401(k) Savings Plans.  During the year ended December 31, 2008, our employees participated in four 401(k) savings plans, all of which meet the requirements of Section 401(k) of the Internal Revenue Code and are defined contribution plans subject to the provisions of ERISA.  The following summarizes the plans:
 
 
·
Dynegy Inc. 401(k) Savings Plan.  This plan and the related trust fund are established and maintained for the exclusive benefit of participating employees in the United States.  Generally, all employees of designated Dynegy subsidiaries are eligible to participate in the plan.  Employee pre-tax and Roth contributions to the plan are matched by the company at 100 percent, up to a maximum of five percent of base pay, subject to IRS limitations.  Vesting in company contributions is based on years of service at 25 percent per full year of service.  However, effective January 1, 2009, generally, vesting in company contributions is based on years of service at 50 percent per full year of service.  The Plan also allows for a discretionary contribution to eligible employee accounts for each plan year, subject to the sole discretion of the Compensation and Human Resources Committee of the Board of Directors.  Matching and discretionary contributions, if any, are allocated in the form of units in the Dynegy common stock fund.  During the years ended December 31, 2008, 2007 and 2006, we issued approximately 0.8 million, 0.3 million and 0.3 million shares, respectively, of Dynegy’s Class A common stock in the form of matching contributions to fund the plan.  No discretionary contributions were made for any of the years in the three-year period ended December 31, 2008.
 
 
·
Dynegy Midwest Generation, Inc. 401(K) Savings Plan (formerly the Illinois Power Company Incentive Savings Plan) and Dynegy Midwest Generation, Inc. 401(K) Savings Plan for Employees Covered Under a Collective Bargaining Agreement (formerly the Illinois Power Company Incentive Savings Plan for Employees Covered Under A Collective Bargaining Agreement).  We match 50 percent of employee pre-tax and Roth contributions to the plans, up to a maximum of 6 percent of compensation, subject to IRS limitations.  Employees are immediately 100 percent vested in all contributions.
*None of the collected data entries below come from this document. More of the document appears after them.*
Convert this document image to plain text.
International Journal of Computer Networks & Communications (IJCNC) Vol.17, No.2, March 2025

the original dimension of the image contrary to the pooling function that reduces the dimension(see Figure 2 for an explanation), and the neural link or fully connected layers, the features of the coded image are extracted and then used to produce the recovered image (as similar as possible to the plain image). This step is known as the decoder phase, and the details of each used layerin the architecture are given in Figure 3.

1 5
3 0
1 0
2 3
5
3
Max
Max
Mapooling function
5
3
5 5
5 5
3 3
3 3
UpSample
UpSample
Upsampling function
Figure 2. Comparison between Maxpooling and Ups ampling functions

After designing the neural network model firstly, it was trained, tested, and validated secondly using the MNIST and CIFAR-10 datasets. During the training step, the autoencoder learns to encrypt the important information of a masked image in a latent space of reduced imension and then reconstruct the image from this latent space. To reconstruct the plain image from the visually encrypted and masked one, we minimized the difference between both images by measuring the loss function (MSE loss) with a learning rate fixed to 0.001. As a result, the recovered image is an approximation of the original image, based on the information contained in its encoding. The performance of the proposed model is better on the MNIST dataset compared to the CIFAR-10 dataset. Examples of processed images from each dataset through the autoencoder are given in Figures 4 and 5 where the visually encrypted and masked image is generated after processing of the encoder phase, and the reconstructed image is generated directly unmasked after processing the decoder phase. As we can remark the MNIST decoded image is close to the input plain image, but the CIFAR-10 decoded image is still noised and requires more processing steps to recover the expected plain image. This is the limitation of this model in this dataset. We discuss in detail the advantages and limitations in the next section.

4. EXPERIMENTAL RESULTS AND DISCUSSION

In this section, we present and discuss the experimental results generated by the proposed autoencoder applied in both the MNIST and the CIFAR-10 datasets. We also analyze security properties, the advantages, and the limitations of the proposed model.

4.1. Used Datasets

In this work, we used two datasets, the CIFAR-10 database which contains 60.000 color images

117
The Plan also provides for an annual discretionary contribution to eligible employee accounts for a plan year, subject to the sole discretion of the Compensation and Human Resources Committee of the Board of Directors.  Matching contributions and discretionary contributions, if any, to the plans are initially allocated in the form of units in the Dynegy common stock fund.  During the years ended December 31, 2008, 2007 and 2006, we issued 0.3 million, 0.1 million and 0.2 million shares, respectively, of Dynegy’s Class A common stock in the form of matching contributions to the plans. No discretionary contributions were made for any of the years in the three-year period ended December 31, 2008.
 
 
·
Dynegy Northeast Generation, Inc. Savings Incentive Plan.  Under this plan we match 50 percent of employee pre-tax contributions up to six percent of base salary for union employees and 50 percent of employee contributions up to eight percent of base salary for non-union employees, in each case subject to IRS limitations.  Employees are immediately 100 percent vested in our contributions.  Matching contributions to this plan are made in cash and invested according to the employee’s investment discretion.

 
F-72

DYNEGY INC. AND DYNEGY HOLDINGS INC.
NOTES TO CONSOLIDATED FINANCIAL STATEMENTS - (CONTINUED)
 
During the years ended December 31, 2008, 2007 and 2006, we recognized aggregate costs related to these employee compensation plans of $5 million, $4 million and $3 million, respectively.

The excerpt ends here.